The point has often been made, including here and here, that appellants’ briefs are best off if they focus on the few best arguments available, rather than raising every conceivable argument in the hope that something will bring reversal. Now, the Seventh Circuit has expressly endorsed that idea in its decision in Pierce v. Visteon Corp., 791 F.3d 782 (7th Cir. 2015).
Pierce was a class action. Most of the Seventh Circuit’s decision dealt with issues as to the timeliness of the appeal and principles surrounding the award of attorneys’ fees under a fee-shifting statute. The panel’s decisions on those issues did not go well for the attorney who represented the class, an attorney whom the Seventh Circuit criticized in its opinion by name.
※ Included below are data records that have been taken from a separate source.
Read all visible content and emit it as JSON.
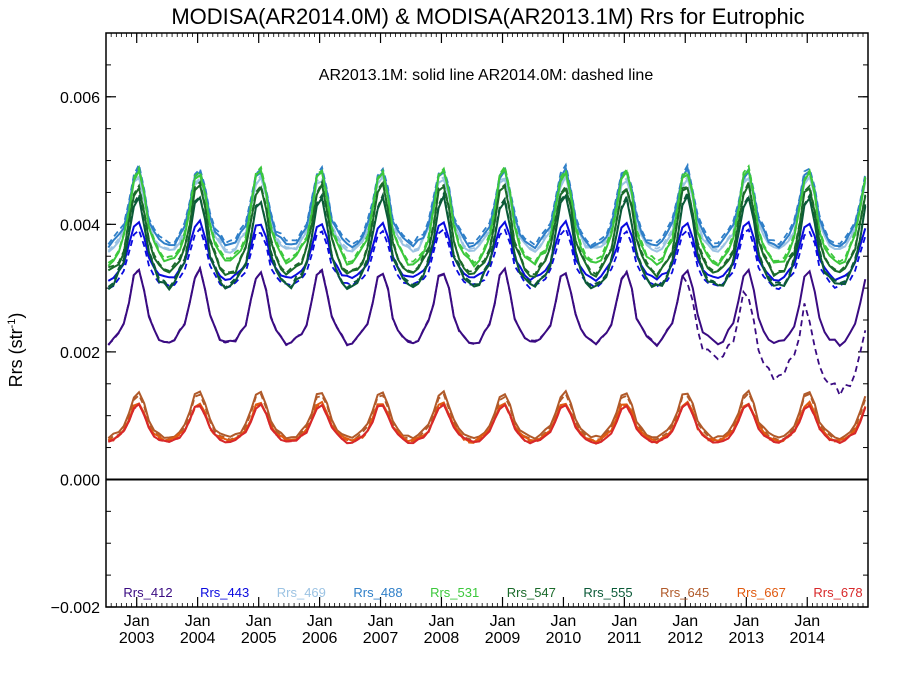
{
  "chart_data": {
    "type": "line",
    "title": "MODISA(AR2014.0M) & MODISA(AR2013.1M)  Rrs for Eutrophic",
    "annotation": "AR2013.1M: solid line   AR2014.0M: dashed line",
    "ylabel": "Rrs (str",
    "ylabel_sup": "-1",
    "ylabel_close": ")",
    "xlabel": "",
    "ylim": [
      -0.002,
      0.007
    ],
    "xlim": [
      "2002-07-01",
      "2014-12-31"
    ],
    "yticks": [
      "−0.002",
      "0.000",
      "0.002",
      "0.004",
      "0.006"
    ],
    "ytick_values": [
      -0.002,
      0.0,
      0.002,
      0.004,
      0.006
    ],
    "xticks": [
      {
        "top": "Jan",
        "bottom": "2003",
        "date": "2003-01-01"
      },
      {
        "top": "Jan",
        "bottom": "2004",
        "date": "2004-01-01"
      },
      {
        "top": "Jan",
        "bottom": "2005",
        "date": "2005-01-01"
      },
      {
        "top": "Jan",
        "bottom": "2006",
        "date": "2006-01-01"
      },
      {
        "top": "Jan",
        "bottom": "2007",
        "date": "2007-01-01"
      },
      {
        "top": "Jan",
        "bottom": "2008",
        "date": "2008-01-01"
      },
      {
        "top": "Jan",
        "bottom": "2009",
        "date": "2009-01-01"
      },
      {
        "top": "Jan",
        "bottom": "2010",
        "date": "2010-01-01"
      },
      {
        "top": "Jan",
        "bottom": "2011",
        "date": "2011-01-01"
      },
      {
        "top": "Jan",
        "bottom": "2012",
        "date": "2012-01-01"
      },
      {
        "top": "Jan",
        "bottom": "2013",
        "date": "2013-01-01"
      },
      {
        "top": "Jan",
        "bottom": "2014",
        "date": "2014-01-01"
      }
    ],
    "grid": false,
    "zero_line": 0.0,
    "legend_placement": "bottom",
    "solid_version": "AR2013.1M",
    "dashed_version": "AR2014.0M",
    "series": [
      {
        "name": "Rrs_412",
        "color": "#3a0b82",
        "base": 0.00265,
        "amp": 0.00115,
        "dash_offset": 0.0
      },
      {
        "name": "Rrs_443",
        "color": "#0a0adf",
        "base": 0.00355,
        "amp": 0.0009,
        "dash_offset": -0.00012
      },
      {
        "name": "Rrs_469",
        "color": "#9cc3e3",
        "base": 0.0041,
        "amp": 0.00115,
        "dash_offset": 3e-05
      },
      {
        "name": "Rrs_488",
        "color": "#2f7fc8",
        "base": 0.0042,
        "amp": 0.0012,
        "dash_offset": 5e-05
      },
      {
        "name": "Rrs_531",
        "color": "#3cc83c",
        "base": 0.00405,
        "amp": 0.00145,
        "dash_offset": 4e-05
      },
      {
        "name": "Rrs_547",
        "color": "#1a6a2a",
        "base": 0.00385,
        "amp": 0.0014,
        "dash_offset": 3e-05
      },
      {
        "name": "Rrs_555",
        "color": "#0b5a38",
        "base": 0.00365,
        "amp": 0.0014,
        "dash_offset": 3e-05
      },
      {
        "name": "Rrs_645",
        "color": "#b05a2a",
        "base": 0.00098,
        "amp": 0.00072,
        "dash_offset": -4e-05
      },
      {
        "name": "Rrs_667",
        "color": "#e05a10",
        "base": 0.00088,
        "amp": 0.0006,
        "dash_offset": -2e-05
      },
      {
        "name": "Rrs_678",
        "color": "#d8282a",
        "base": 0.00085,
        "amp": 0.0006,
        "dash_offset": 0.0
      }
    ]
  }
}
As part of the court’s rejection of the attorney’s contention that his attorneys’ fee should have been higher, the panel pointed out the poor quality of his briefing. The final substantive paragraph of the Seventh Circuit’s opinion added more criticism of his brief. “And his brief on the merits has problems beyond those pointed out already. It presents 13 issues for decision, violating the principle that appellate counsel must concentrate attention on the best issues. (To brief more than three or four issues not only diverts the judges’ attention but also means that none of the issues will be addressed in the necessary depth; an appellate brief covering 13 issues can spend only a few pages on each.).”
In short, as difficult as it is, we must all recognize that if our best arguments won’t win the day, our weaker arguments certainly won’t. Limiting appellants’ briefs to the few best points maximizes the chances of success.